Architecture and Features

TextGrid’s architecture centers on a simple, extensible file representation for tiers and intervals, designed for compatibility with analysis tools produced by groups at University College London, Max Planck Institute for Psycholinguistics, University of Oxford, and New York University. Features include multi-tier annotation, time-aligned intervals and points, phonetic label support for inventories used in studies by Peter Ladefoged-influenced labs, and scripting hooks for batch processing in environments like Praat scripting, Python, R, and Java. Integration with signal processing libraries and toolkits from OpenSMILE, Kaldi, HTK, TensorFlow, and PyTorch facilitates automatic segmentation, forced alignment, and machine learning workflows. TextGrid supports import/export paths used in projects at European Language Resources Association, Linguistic Data Consortium, ODIN Project, and institutional repositories at British Library and Bibliothèque nationale de France.

Supported Languages and Formats

TextGrid is language-agnostic and has been applied to corpora covering languages researched at institutions such as University of Tokyo, Peking University, University of São Paulo, University of Cape Town, and University of Melbourne. It accommodates script systems and orthographies employed in studies involving Chinese National Corpus, Corpus del Español, PAROLE Corpus, Leipzig Corpora Collection, and indigenous language projects supported by SOAS, Smithsonian Institution, and Summer Institute of Linguistics. File interoperability includes formats used by Praat TextGrid, ELAN EAF, RTTM, TextGrid, CSV, and plain text encodings used in archives at Oxford Text Archive and CLARIN centers.

Use Cases and Applications

Researchers use TextGrid for acoustic phonetics in studies associated with scholars at University of California, Berkeley, University of Illinois Urbana–Champaign, Yale University, and University of Toronto to analyze formant trajectories, voice onset time, and prosody.
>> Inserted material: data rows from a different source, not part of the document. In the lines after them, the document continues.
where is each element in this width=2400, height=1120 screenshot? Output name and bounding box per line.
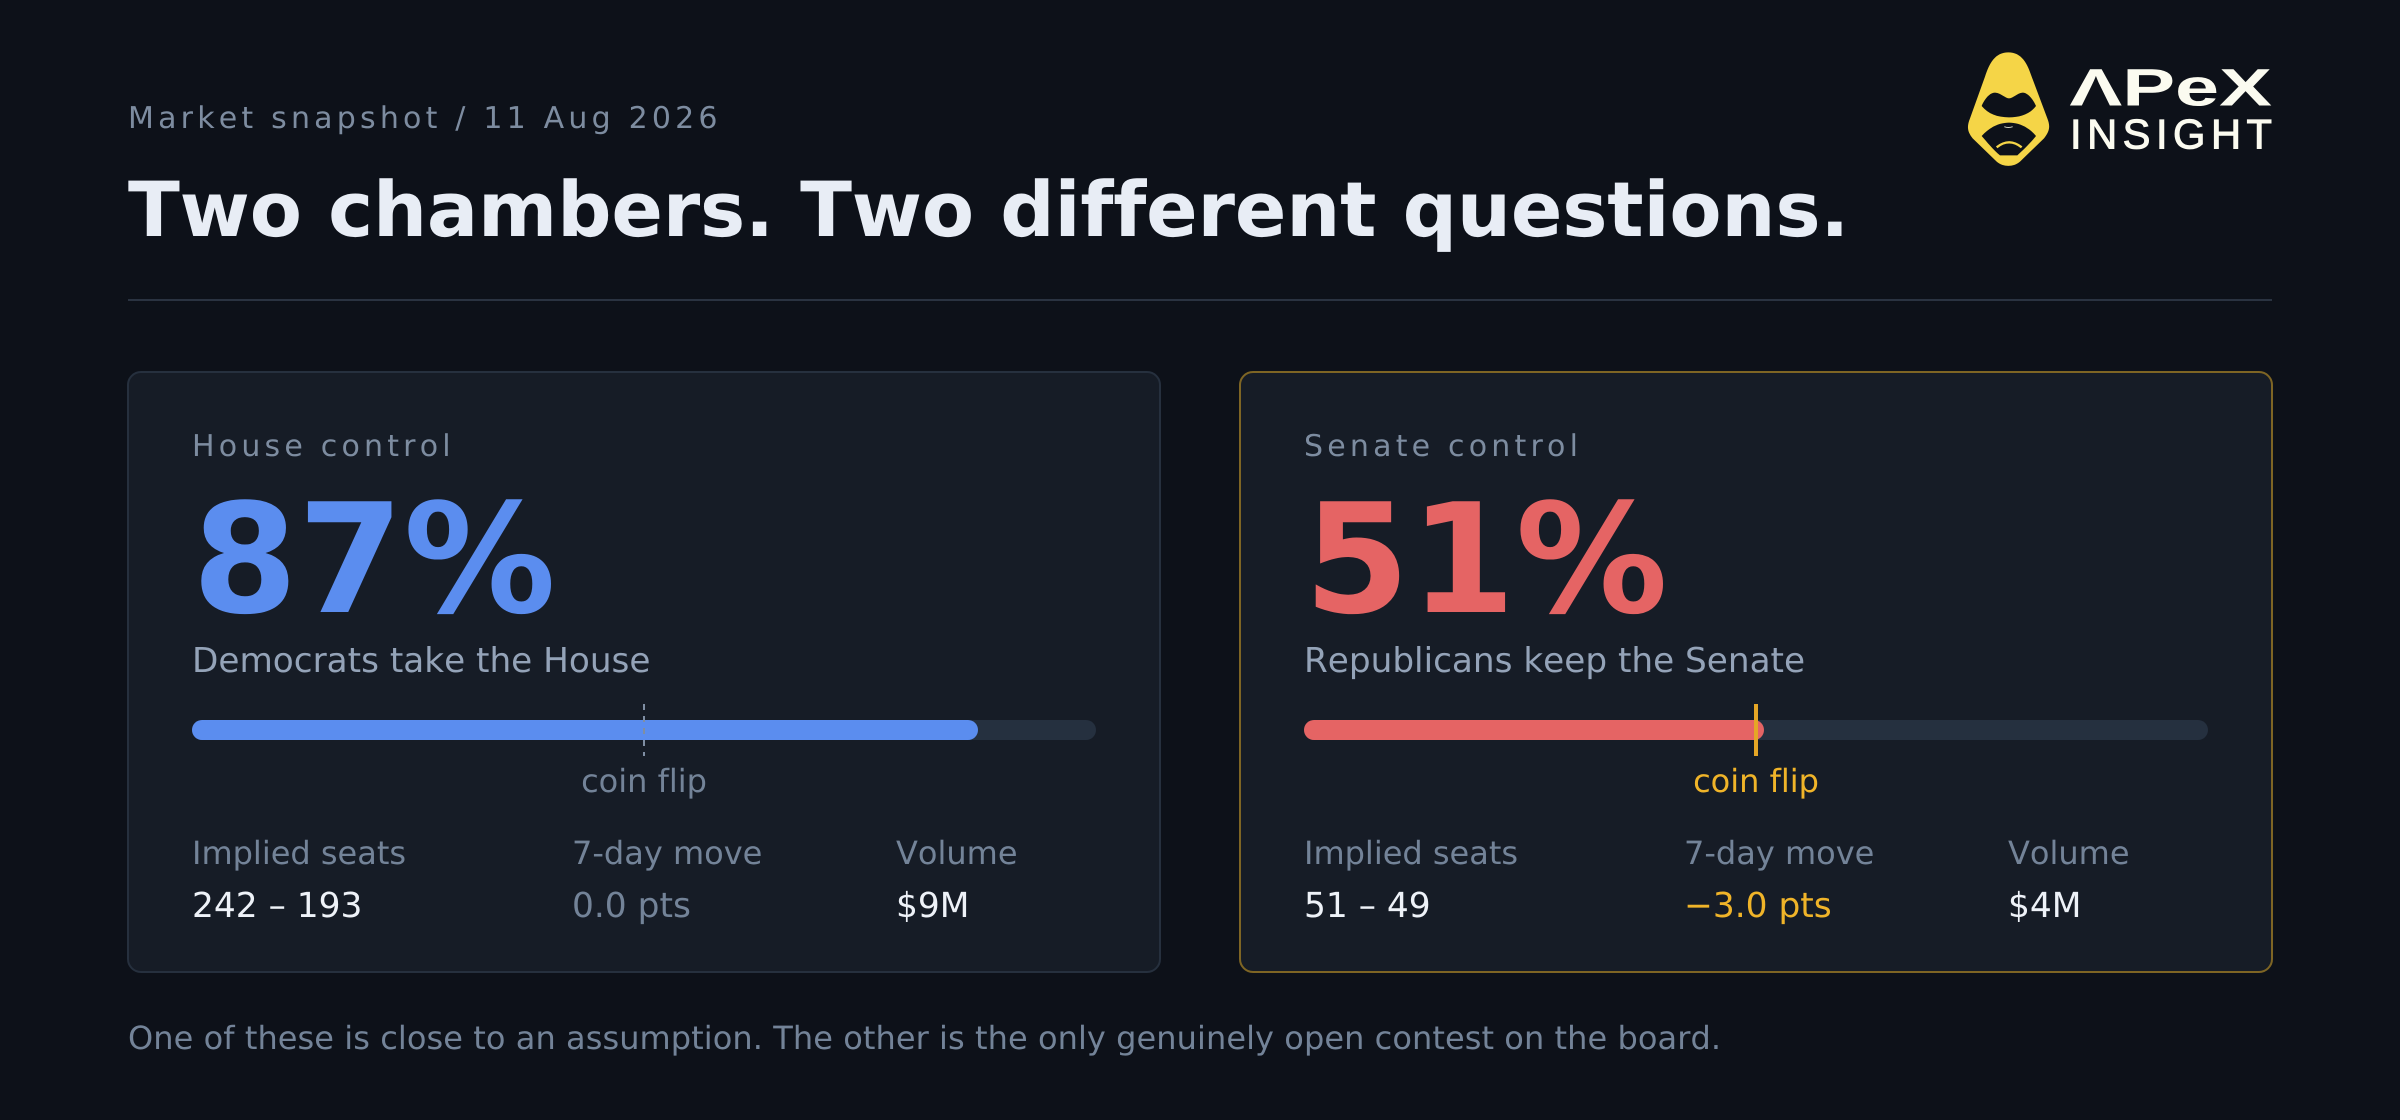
Senate coin flip marker [1754, 704, 1758, 756]
House 7-day move: 0.0 pts [572, 886, 691, 926]
Senate implied seats: 51 – 49 [1304, 886, 1431, 926]
House implied seats: Implied seats [192, 834, 406, 872]
House 7-day move [572, 834, 762, 926]
Senate outcome: Republicans keep the Senate [1304, 641, 1805, 681]
Senate implied seats [1304, 834, 1518, 926]
Senate label: Senate control [1304, 429, 1582, 464]
eyebrow: market snapshot date: Market snapshot / 11 Aug 2026 [128, 101, 722, 136]
icon: yellow shield mark [1968, 52, 2049, 166]
Senate volume: Volume [2008, 834, 2130, 872]
House outcome: Democrats take the House [192, 641, 650, 681]
House volume: $9M [896, 886, 969, 926]
panel: House control [127, 371, 1161, 973]
panel: Senate control [1239, 371, 2273, 973]
House 7-day move: 7-day move [572, 834, 762, 872]
Senate progress bar [1304, 720, 2208, 740]
House volume [896, 834, 1018, 926]
House volume: Volume [896, 834, 1018, 872]
Senate 7-day move [1684, 834, 1874, 926]
title: Two chambers. Two different questions. [128, 165, 1849, 254]
divider [128, 299, 2272, 301]
House implied seats: 242 – 193 [192, 886, 362, 926]
House probability: 87% [192, 471, 556, 648]
House implied seats [192, 834, 406, 926]
House progress bar [192, 720, 1096, 740]
Senate 7-day move: 7-day move [1684, 834, 1874, 872]
Senate probability: 51% [1304, 471, 1668, 648]
Senate coin flip label: coin flip [1693, 762, 1819, 800]
House coin flip label: coin flip [581, 762, 707, 800]
logo wordmark: ΛPeX [2069, 58, 2272, 117]
Senate volume [2008, 834, 2130, 926]
House coin flip marker [643, 704, 645, 756]
logo wordmark [2069, 58, 2272, 158]
footnote: One of these is close to an assumption. The other is the only genuinely open contest on the board. [128, 1019, 1721, 1057]
Senate volume: $4M [2008, 886, 2081, 926]
logo: Apex Insight [1968, 52, 2272, 166]
logo wordmark: INSIGHT [2070, 111, 2272, 158]
House label: House control [192, 429, 455, 464]
Senate 7-day move: −3.0 pts [1684, 886, 1832, 926]
Senate implied seats: Implied seats [1304, 834, 1518, 872]
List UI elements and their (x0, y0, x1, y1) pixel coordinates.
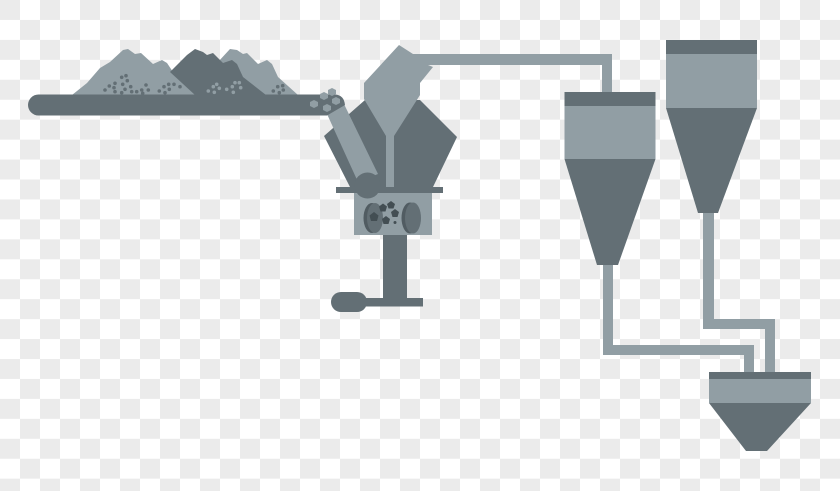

Speech technology groups at Google, Apple, Microsoft Research, Amazon, and IBM Research incorporate TextGrid-formatted annotations for training automatic speech recognition and speaker diarization systems. Comparative and historical linguists at Harvard University, University of Chicago, and Princeton University apply it to corpora for phonological change studies, while clinical researchers at Johns Hopkins University, University College London Hospitals, and Mayo Clinic use it for speech pathology and assessment. Digital humanities teams at King's College London, University of Oxford, and Columbia University integrate TextGrid data with metadata standards from Dublin Core and preservation workflows at national libraries.

Community and Development

The TextGrid ecosystem is supported by academic labs, open-source contributors, and corpus repositories connected to institutions such as Humboldt-Universität zu Berlin, Max Planck Institute for Psycholinguistics, University of Amsterdam, Donders Institute, and CLARIN ERIC. Development discussions and extensions occur in venues frequented by researchers from ACL, ISCA, Interspeech, LREC, and NAACL communities, and implementations are referenced in publications in journals like Journal of the Acoustical Society of America, Computational Linguistics, Speech Communication, and Language Resources and Evaluation.

Licensing and Availability

TextGrid-related software and libraries are typically released under permissive or copyleft open-source licenses maintained by hosting services and institutional repositories used by GitHub, GitLab, and university servers at Humboldt-Universität zu Berlin and Max Planck Institute for Psycholinguistics. Distribution channels include package archives and project pages affiliated with Praat, ELAN, CLARIN, LDC, and ELRA enabling researchers at European Commission-funded centers and national archives to access, adapt, and redistribute tools and annotated corpora.